Herkesin uzlaştığı nokta ise barışın ancak ABD ile Rusya’nın doğrudan görüşmesi ile mümkün olacağı yönünde. Ancak ABD hükümetinin Ukrayna’ya rağmen böyle bir girişimde bulunma ihtimali çok zayıf. Çünkü Ukrayna, bugüne dek ABD’de görülmüş en büyük lobi gücüne sahip.

Washington merkezli Quincy Enstitüsünün raporuna göre lobicilik firmaları, 2021 yılı içinde Ukrayna lehine 13.541 çalışma yapmışlar.
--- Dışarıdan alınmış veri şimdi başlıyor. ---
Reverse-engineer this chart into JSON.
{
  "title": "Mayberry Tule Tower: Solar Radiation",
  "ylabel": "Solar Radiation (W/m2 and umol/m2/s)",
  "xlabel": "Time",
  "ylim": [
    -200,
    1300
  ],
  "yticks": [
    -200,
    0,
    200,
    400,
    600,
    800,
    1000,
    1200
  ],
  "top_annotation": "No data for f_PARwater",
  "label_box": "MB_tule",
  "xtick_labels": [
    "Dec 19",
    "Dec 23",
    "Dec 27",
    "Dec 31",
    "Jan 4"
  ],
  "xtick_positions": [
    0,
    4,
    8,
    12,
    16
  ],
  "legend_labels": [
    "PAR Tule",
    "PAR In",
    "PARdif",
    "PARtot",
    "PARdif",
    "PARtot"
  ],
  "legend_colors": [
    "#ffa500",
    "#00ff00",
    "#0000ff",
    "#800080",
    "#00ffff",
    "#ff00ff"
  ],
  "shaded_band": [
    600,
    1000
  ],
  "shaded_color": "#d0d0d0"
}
ABD’deki en güçlü lobiye sahip olduğu bilinen Suudi Arabistan için aynı dönemde yapılan faaliyet sayısı 2.834. Yani Ukrayna savaş başlamadan hemen önceki yıl Suudlar’dan bile 5 kat daha fazla lobicilik yapmış. Yasal verilere dayanan bu rakamlar, Ukrayna’nın ABD’de istediği gibi kamuoyu oluşturabilecek bir güce sahip olduğunu, basını ve siyaseti istediği gibi yönlendirebileceğini gösteriyor.

Yani, ABD’de “Ruslarla anlaşıyoruz” diyecek siyasetçinin vay haline, hem de seçimlere bu kadar kısa bir süre kalmışken!

ABD’deki bu sıkışmışlık Türkiye açısından bir fırsat olabilir mi? Türkiye barış masasını yeniden kurabilir mi? Anlaşılan o ki bu noktada asıl sorun yine Ukrayna’yı masaya oturtmak olacak.